If you had filled in all three sub-fields:

completeness = (1*5 + 1*1 + 1*2) / 8 = 8/8 = 1.0
points earned = 3 x 1.0 = 3.0

Example: the subject_source field

The subject_source field has weight 5 and the aggregation function:

(id*5 + name*2 + version*4 + type*2 + documentation*1 + content_url*0
 + content_type*0 + metadata_url*0 + metadata_type*0) / 14

Notice that some sub-fields like content_url and metadata_url have weight 0 -- they don't affect the score at all. The most important sub-fields are id (5) and version (4).

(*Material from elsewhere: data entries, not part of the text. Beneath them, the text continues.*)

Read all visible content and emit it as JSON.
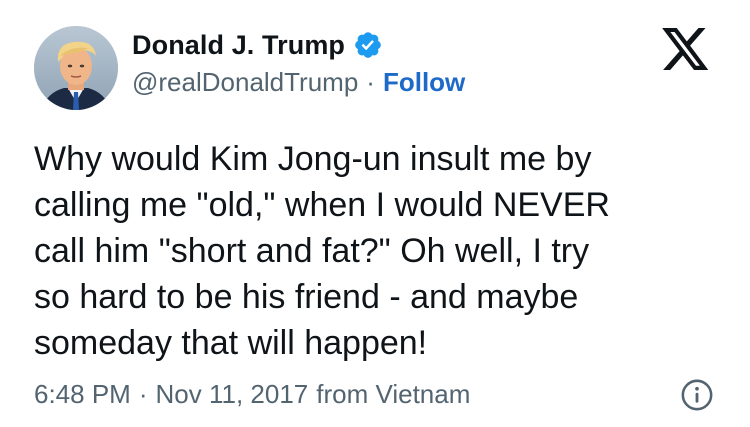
{
  "author": {
    "display_name": "Donald J. Trump",
    "handle": "@realDonaldTrump",
    "separator": "·",
    "follow_label": "Follow",
    "verified_color": "#1d9bf0"
  },
  "tweet": {
    "lines": [
      "Why would Kim Jong-un insult me by",
      "calling me \"old,\" when I would NEVER",
      "call him \"short and fat?\" Oh well, I try",
      "so hard to be his friend - and maybe",
      "someday that will happen!"
    ]
  },
  "meta": {
    "time": "6:48 PM",
    "separator": "·",
    "date": "Nov 11, 2017",
    "source": "from Vietnam"
  },
  "icons": {
    "brand": "x-logo-icon",
    "verified": "verified-badge-icon",
    "info": "info-icon"
  },
  "colors": {
    "text": "#0f1419",
    "secondary": "#536471",
    "link": "#1d6ac9"
  }
}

Scenario: You provide a source with id, name, and version:

completeness = (1*5 + 1*2 + 1*4 + 0*2 + 0*1 + 0*0 + 0*0 + 0*0 + 0*0) / 14
             = 11/14 = 0.786
points earned = 5 x 0.786 = 3.93

Full weight table

MappingSpecification (top-level)

Field Weight Type
id 5 simple
license 5 simple
subject_source 5 complex (Source)
object_source 5 complex (Source)
version 4 simple
creator 4 complex (Agent)
description 3 simple
author 3 complex (Agent)
type 2 simple
name 2 simple
publication_date 2 simple
mapping_method 2 simple
documentation 2 simple
content_url 0 simple
reviewer 0 complex (Agent)

Agent sub-fields (used by author, creator, reviewer)

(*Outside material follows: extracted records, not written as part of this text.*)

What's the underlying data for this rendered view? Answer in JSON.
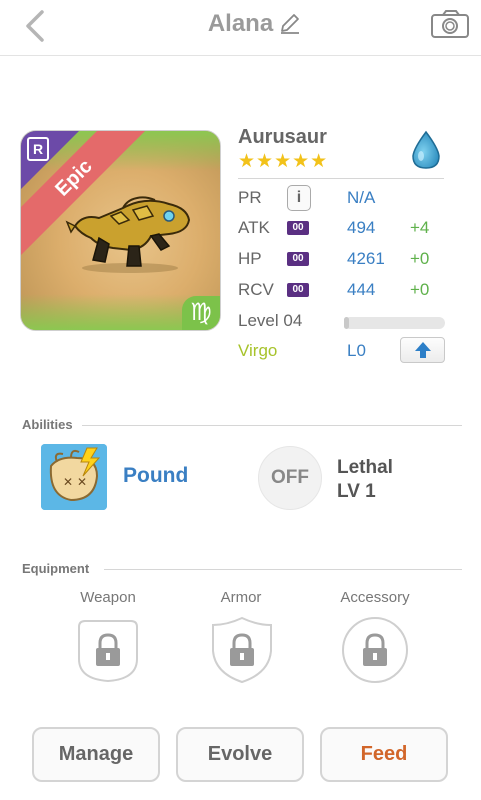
{
  "header": {
    "title": "Alana",
    "back_icon": "chevron-left-icon",
    "edit_icon": "pencil-icon",
    "camera_icon": "camera-icon"
  },
  "monster": {
    "name": "Aurusaur",
    "rarity": "Epic",
    "rarity_badge": "R",
    "star_count": 5,
    "stars": "★★★★★",
    "element_icon": "water-drop-icon",
    "zodiac_symbol": "♍",
    "stats": [
      {
        "label": "PR",
        "value": "N/A",
        "bonus": ""
      },
      {
        "label": "ATK",
        "tag": "00",
        "value": "494",
        "bonus": "+4"
      },
      {
        "label": "HP",
        "tag": "00",
        "value": "4261",
        "bonus": "+0"
      },
      {
        "label": "RCV",
        "tag": "00",
        "value": "444",
        "bonus": "+0"
      }
    ],
    "level_label": "Level 04",
    "level_progress": 0.05,
    "sign_label": "Virgo",
    "sign_level": "L0"
  },
  "abilities": {
    "heading": "Abilities",
    "active": {
      "name": "Pound"
    },
    "passive": {
      "state": "OFF",
      "name": "Lethal",
      "level": "LV 1"
    }
  },
  "equipment": {
    "heading": "Equipment",
    "slots": [
      {
        "label": "Weapon"
      },
      {
        "label": "Armor"
      },
      {
        "label": "Accessory"
      }
    ]
  },
  "actions": {
    "manage": "Manage",
    "evolve": "Evolve",
    "feed": "Feed"
  },
  "colors": {
    "accent_blue": "#3a7fc3",
    "bonus_green": "#5fb14b",
    "feed_orange": "#d2662a",
    "epic_ribbon": "#e46a6a",
    "star_gold": "#f2c21a"
  }
}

Field Weight in aggregation
id 5
type 2
name 1

Source sub-fields (used by subject_source, object_source)

Field Weight in aggregation
id 5
version 4
name 2
type 2
documentation 1
content_url 0
content_type 0
metadata_url 0
metadata_type 0

Worked example

Given this mapping specification:

id: "https://example.org/my-mapping"
license: "CC-BY-4.0"
version: "1.0"
type: sssom
author:
  id: "https://orcid.org/0000-0001-1234-5678"
  name: "Jane Doe"
subject_source:
  id: "http://purl.obolibrary.org/obo/doid.owl"
  name: "Disease Ontology"
  version: "2024-01-01"
  type: ontology

The scoring works out as follows:

Field Weight Earned Calculation
id 5 5.0 present
license 5 5.0 present
version 4 4.0 present
type 2 2.0 present
author 3 2.25 (1*5 + 1*1 + 0*2)/8 = 0.75, then 3 x 0.75
subject_source 5 4.64 (1*5 + 1*2 + 1*4 + 1*2 + 0*1 + ...)/14 = 0.929, then 5 x 0.929
object_source 5 0.0 absent
creator 4 0.0 absent
description 3 0.0 absent
name 2 0.0 absent
publication_date 2 0.0 absent
mapping_method 2 0.0 absent
documentation 2 0.0 absent
content_url 0 0.0 absent (weight 0 anyway)
reviewer 0 0.0 absent (weight 0 anyway)
Total 44 22.89
FAIR score = 22.89 / 44 = 0.52

This specification is about halfway there -- adding an object_source, creator, and description would significantly improve the score.

Using the CLI

You can score a mapping specification file from the command line:

fair-mappings score my-mapping.yaml

This prints a detailed breakdown of the score for each field along with the overall FAIR score.